A lo anterior debe añadirse que no se han agotado los plazos legalmente previstos para el agotamiento de la situación de incapacidad temporal que hicieran obligatorio un pronunciamiento de la entidad gestora sobre la incapacidad permanente. Así de acuerdo con el artículo 169 de la LGSS la duración máxima de la incapacidad temporal es de 545 días, momento en el que procedería, entre otras soluciones, el alta o bien la apertura de expediente de incapacidad permanente. Y no obstante lo anterior, se podría añadir otro período de hasta 185 días de conformidad con el artículo 174.2 párrafo segundo LGSS. En el presente caso la trabajadora inició un proceso de incapacidad temporal el día 19 de enero de 2018, siendo examinada por la médica evaluadora el 17 de abril de 2019, esto es, cuando todavía no se habían agotado los 545 días citados anteriormente, por lo que es acertada la conclusión plasmada en el informe médico de síntesis sobre la prórroga de la incapacidad temporal de la trabajadora a fin de que el servicio de rehabilitación pudiera tratarla. Es por todo lo expuesto que no se aprecian las infracciones denunciadas y procede la confirmación de la recurrida.

VISTOS los anteriores preceptos y los demás de general aplicación,

Fallo

Que desestimamos el recurso de suplicación interpuesto por Carmen contra la sentencia del Juzgado de lo Social nº 1 de Oviedo, dictada en los autos seguidos a su instancia contra el INSTITUTO NACIONAL DE LA SEGURIDAD SOCIAL y la TESORERIA GENERAL DE LA SEGURIDAD SOCIAL, sobre Incapacidad Permanente, y en consecuencia confirmamos la resolución impugnada.
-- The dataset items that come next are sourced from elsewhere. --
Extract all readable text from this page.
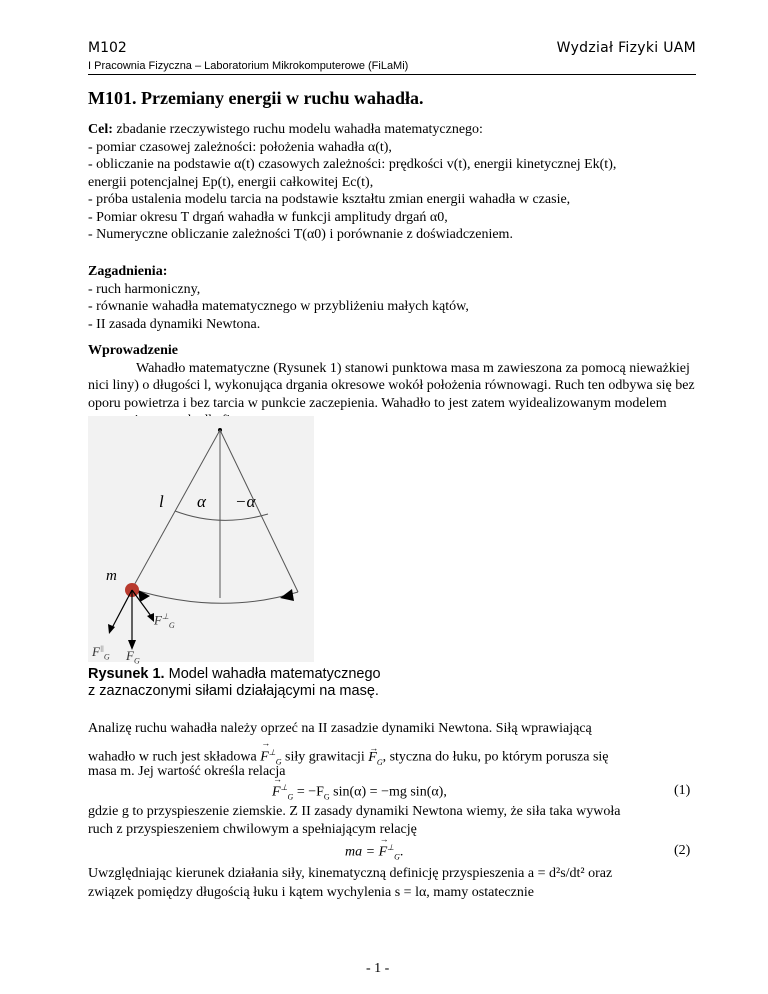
M102	Wydział Fizyki UAM
I Pracownia Fizyczna – Laboratorium Mikrokomputerowe (FiLaMi)
M101. Przemiany energii w ruchu wahadła.
Cel: zbadanie rzeczywistego ruchu modelu wahadła matematycznego:
- pomiar czasowej zależności: położenia wahadła α(t),
- obliczanie na podstawie α(t) czasowych zależności: prędkości v(t), energii kinetycznej Ek(t),
energii potencjalnej Ep(t), energii całkowitej Ec(t),
- próba ustalenia modelu tarcia na podstawie kształtu zmian energii wahadła w czasie,
- Pomiar okresu T drgań wahadła w funkcji amplitudy drgań α0,
- Numeryczne obliczanie zależności T(α0) i porównanie z doświadczeniem.
Zagadnienia:
- ruch harmoniczny,
- równanie wahadła matematycznego w przybliżeniu małych kątów,
- II zasada dynamiki Newtona.
Wprowadzenie
Wahadło matematyczne (Rysunek 1) stanowi punktowa masa m zawieszona za pomocą nieważkiej nici liny) o długości l, wykonująca drgania okresowe wokół położenia równowagi. Ruch ten odbywa się bez oporu powietrza i bez tarcia w punkcie zaczepienia. Wahadło to jest zatem wyidealizowanym modelem
l α −α
m
$F^\perp_G$
$F^{||}_G$ $F_G$
Rysunek 1. Model wahadła matematycznego
z zaznaczonymi siłami działającymi na masę.
Analizę ruchu wahadła należy oprzeć na II zasadzie dynamiki Newtona. Siłą wprawiającą
wahadło w ruch jest składowa → $F^\perp_G$ siły grawitacji → $F_G$, styczna do łuku, po którym porusza się
masa m. Jej wartość określa relacja
→ $F^\perp_G = -F_G$ sin(α) = −mg sin(α),	(1)
gdzie g to przyspieszenie ziemskie. Z II zasady dynamiki Newtona wiemy, że siła taka wywoła
ruch z przyspieszeniem chwilowym a spełniającym relację
ma = → $F^\perp_G$.	(2)
Uwzględniając kierunek działania siły, kinematyczną definicję przyspieszenia a = d²s/dt² oraz
związek pomiędzy długością łuku i kątem wychylenia s = lα, mamy ostatecznie
- 1 -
Medios de impugnación Se advierte a las partes que contra esta sentencia cabe interponer recurso de casación para la unificación de doctrina, que habrá de prepararse mediante escrito suscrito por letrado, presentándolo en esta Sala de lo Social dentro del improrrogable plazo de los diez días hábiles inmediatos siguientes a la fecha de notificación de la misma, y en los términos del Art. 221 de la LRJS y con los apercibimientos en él contenidos.

Tasas judiciales para recurrir La tramitación del recurso de casación para unificación de doctrina no constituye hecho imponible, y por tanto no se requiere la liquidación de tasas (Consulta vinculante de la Dirección General de Tributos V 3674-23 de 26-12-2013).

Pásense las actuaciones al Sr./Sra. Letrado/a de la Administración de Justicia para cumplir los deberes de publicidad, notificación y registro de la Sentencia.

Así, por esta nuestra Sentencia, definitivamente juzgando, lo pronunciamos, mandamos y firmamos.